By Bobbi Wilson, WFU Dairy Together Consultant
Dairy farmers have been put through the wringer in recent years, and with shifts in milk pricing that cost U.S. dairy farmers an estimated $725 million in lost income1, 2020 was no exception. The massive losses resulted from record depooling and negative producer price differentials (PPDs) caused by a change to the Class I milk pricing formula in the 2018 Farm Bill, and exacerbated by the pandemic.
While this recent milk pricing debacle stirred an industry-wide discussion2 about correcting the Class I formula change, the Federal Milk Marketing Orders are long overdue for more substantive changes. .
With the next Farm Bill right around the corner, we have an opportunity to refocus milk pricing and dairy programs on farmer profitability and long-term stability. . Measures to address declining fluid milk sales, increase transparency, and promote democratic farmer participation in the hearing process should be considered, along with mechanisms to promote competitive markets and fair prices for dairy farmers.In the meantime, we should revert back to the so-called “higher of” formula3 while we explore holistic milk pricing solutions.
Americans are drinking less milk
Historically, fluid milk was the highest value product that contributed more to farm income than other types of dairy products. The federal orders allow all farmers and processors to share in the benefits of fluid milk sales, even those who participate in lower-value markets for manufactured products. But consumer preferences have changed. Americans are drinking less milk and eating more butter and cheese.

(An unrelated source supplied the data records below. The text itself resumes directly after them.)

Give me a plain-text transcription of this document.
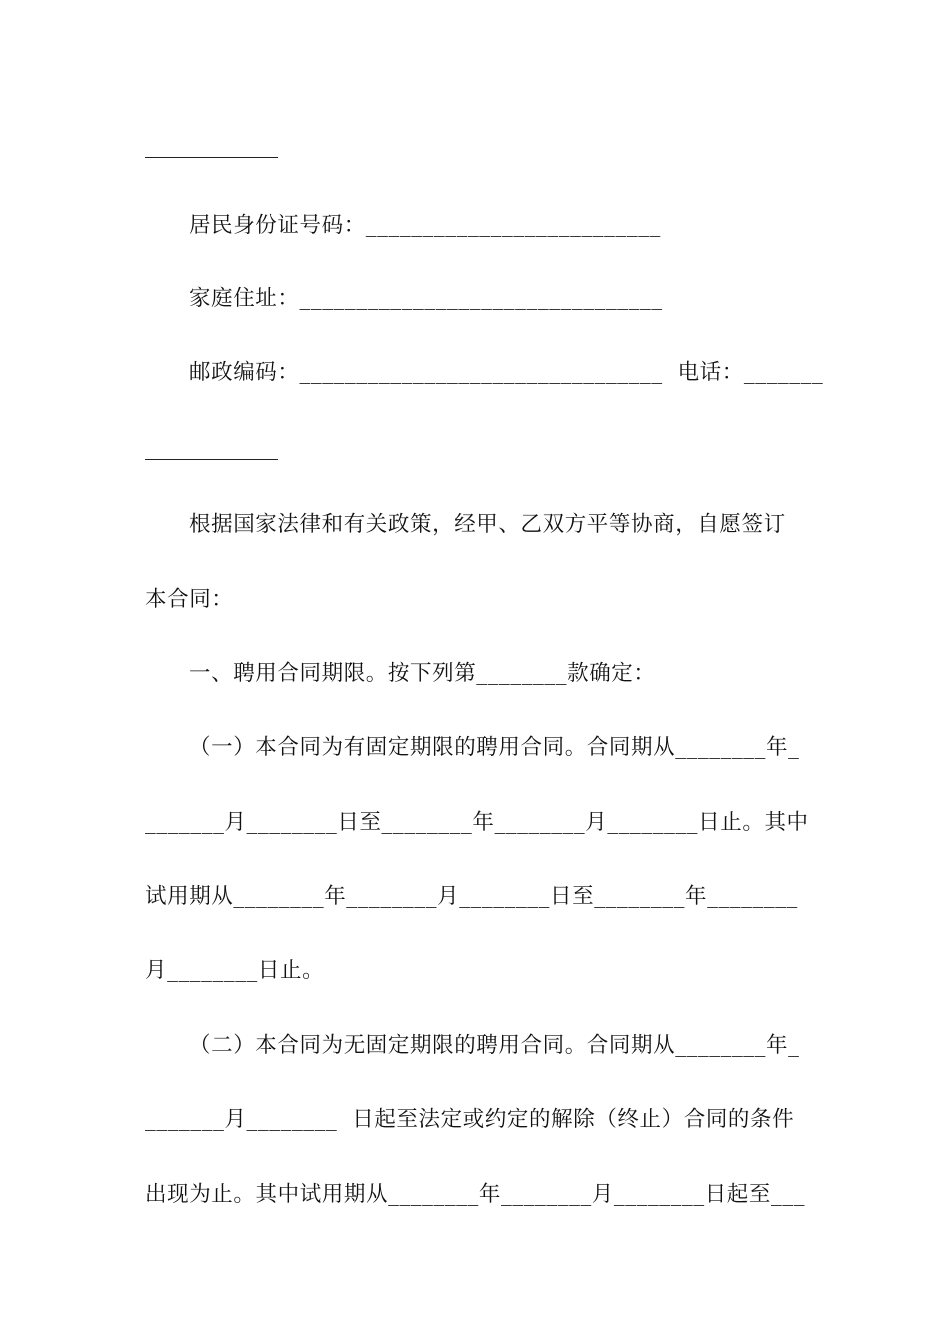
居民身份证号码：__________________________
家庭住址：________________________________
邮政编码：________________________________  电话：_______
根据国家法律和有关政策，经甲、乙双方平等协商，自愿签订
本合同：
一、聘用合同期限。按下列第________款确定：
（一）本合同为有固定期限的聘用合同。合同期从________年_
_______月________日至________年________月________日止。其中
试用期从________年________月________日至________年________
月________日止。
（二）本合同为无固定期限的聘用合同。合同期从________年_
_______月________  日起至法定或约定的解除（终止）合同的条件
出现为止。其中试用期从________年________月________日起至___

At the same time the industry has expanded exports of manufactured products. This has turned a system that is based on abundant fresh milk on its head. Shrinking fluid milk sales prompted the 2018 Class I formula change in the first place, and is an underlying cause of the negative PPDs dairy farmers experienced over the last two years. Rather than opening a hearing to further amend the Class I formula, we should explore pricing solutions that address the long-term impact these changing dynamics will have on dairy farmers’ milk checks.
Milk pricing must be transparent
Most of the people I talk to about milk pricing will concede that it is overly complex and outdated. As the saying goes, “there are only five people who understand milk pricing and four of them are dead.” Decades of tinkering with formulas has resulted in a system that is only fully understood by the economists, milk handlers, and lawyers who dominate the hearing process. It has allowed milk pricing to lean more favorably toward processors over time, while the risks are increasingly shouldered by farmers. Dairy farmers need economic power when it comes to milk pricing, and that starts with transparency. It is time to evaluate alternative pricing methods that promote transparency and distribute the risks and profits more evenly throughout the supply chain.
Democratizing the hearing process
While there are a number of ways to improve milk pricing that could be considered, farmers must have the ability to propose solutions and vote independently on the desired changes. Bloc voting, the method currently used, can dilute farmers’ voices by allowing cooperatives, who often have a financial stake in dairy processing, to vote on their members’ behalf. Similarly, volume voting allows changes to be decided by those who produce the most milk. These rules give the largest players more power to decide on milk pricing changes that affect everyone. Federal order hearings should uphold a “one member, one vote” policy so all dairy farmers have equal representation and can vote purely for their own interests. This is especially important as consolidation in dairy cooperatives has resulted in a loss of democratic farmer control3.
Another way to democratize the hearing process is to eliminate the USDA’s rule that states any proposal not approved by a two thirds majority results in a termination of the order. The rule forces those who disagree with a proposal to choose between an undesirable change or to risk losing the benefits of regulated milk marketing. It also allows the largest players to kill an order - or threaten to kill it - if they disagree with a proposal. This kind of gatekeeping authority is antidemocratic. Farmers and co-ops should be able to propose, evaluate, and vote on changes without fear of losing the benefits of the federal orders.
Promoting fair prices and competition
Milk pricing is one part of a broader conversation about the future of dairy farming in America. This conversation must be a focal point of the next Farm Bill, which is due for reauthorization in 2023. In addition to federal order reform, we must also look at policy changes that promote fair prices and competition and put all the solutions on the table.
The good news is, these discussions are already starting. Last month Senator Gillibrand, Chair of the Senate Agriculture Subcommittee on Dairy and Livestock, called for a hearing to investigate the dairy industry. In a press conference, the Senator stated: “Even before the pandemic, dairy farmers were struggling to receive a fair price for their milk...I see (this) as a national security issue. We cannot lose the ability to feed our own people. If you have a market that’s fundamentally flawed and constantly leaving producers unable to survive in the industry, there’s a problem.”
Over the last decade, nearly half of the dairy farms in Wisconsin have gone out of business. Without government intervention, the future promises more of the same. We can no longer write off the decline of family farms as a necessary trade-off for growth in the dairy industry. If we want to create a viable dairy economy and keep family farms on the land, we must explore holistic solutions to milk pricing, competition policy, and federal dairy programs. The 2023 Farm Bill may be our last shot.